The difficulty in supporting these new writepolicy is how to ensure that data written to memtable but not yet committed is not seen by other things, and here it is necessary to make a fuss on sequence, Rocksdb now supports Writeprepare, And writeunprepared has not supported, look forward to follow ...

    1. Isolation level
      Look at the previous introduction, there is no need to expand to say

TRANSACTIONDB supports readcommitted and repeatablereads levels of isolation
Please add a link to the original link description
This article is the original content of the cloud Habitat community, not reproduced without permission

"Rocksdb" transactiondb Source analysis

Contact Us

The content source of this page is from Internet, which doesn't represent Alibaba Cloud's opinion; products and services mentioned on that page don't have any relationship with Alibaba Cloud. If the content of the page makes you feel confusing, please write us an email, we will handle the problem within 5 days after receiving your email.

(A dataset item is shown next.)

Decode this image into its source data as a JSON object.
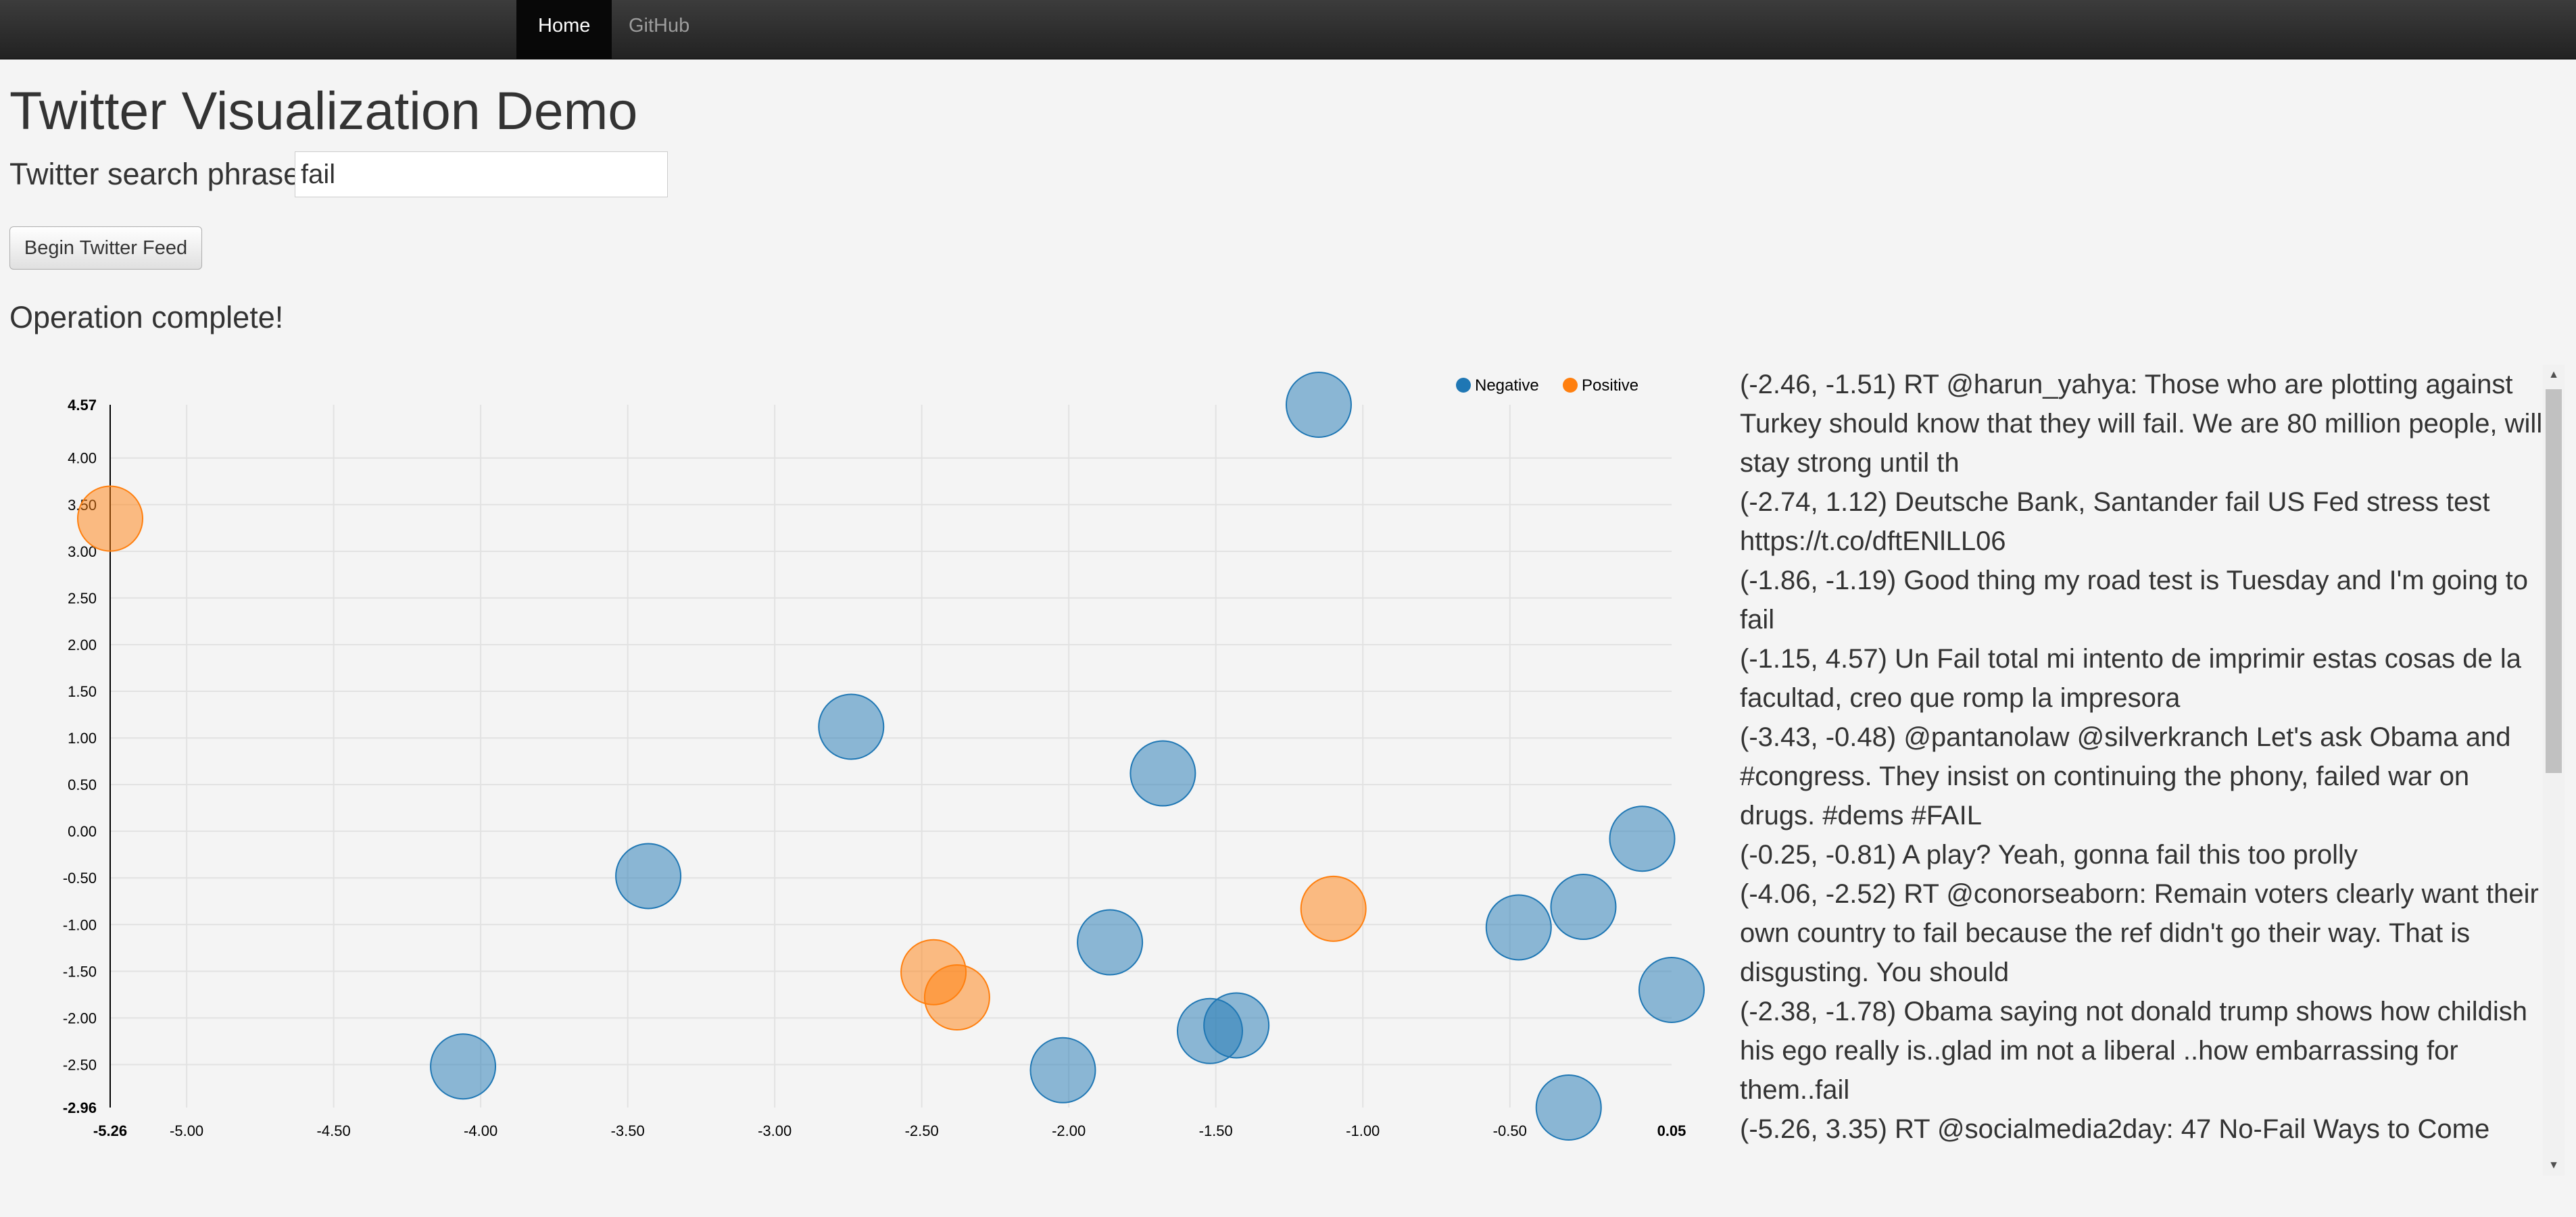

If you find any instances of plagiarism from the community, please send an email to: info-contact@alibabacloud.com and provide relevant evidence. A staff member will contact you within 5 working days.

A Free Trial That Lets You Build Big!

Start building with 50+ products and up to 12 months usage for Elastic Compute Service

  • Sales Support

    1 on 1 presale consultation

  • After-Sales Support

    24/7 Technical Support 6 Free Tickets per Quarter Faster Response

  • Alibaba Cloud offers highly flexible support services tailored to meet your exact needs.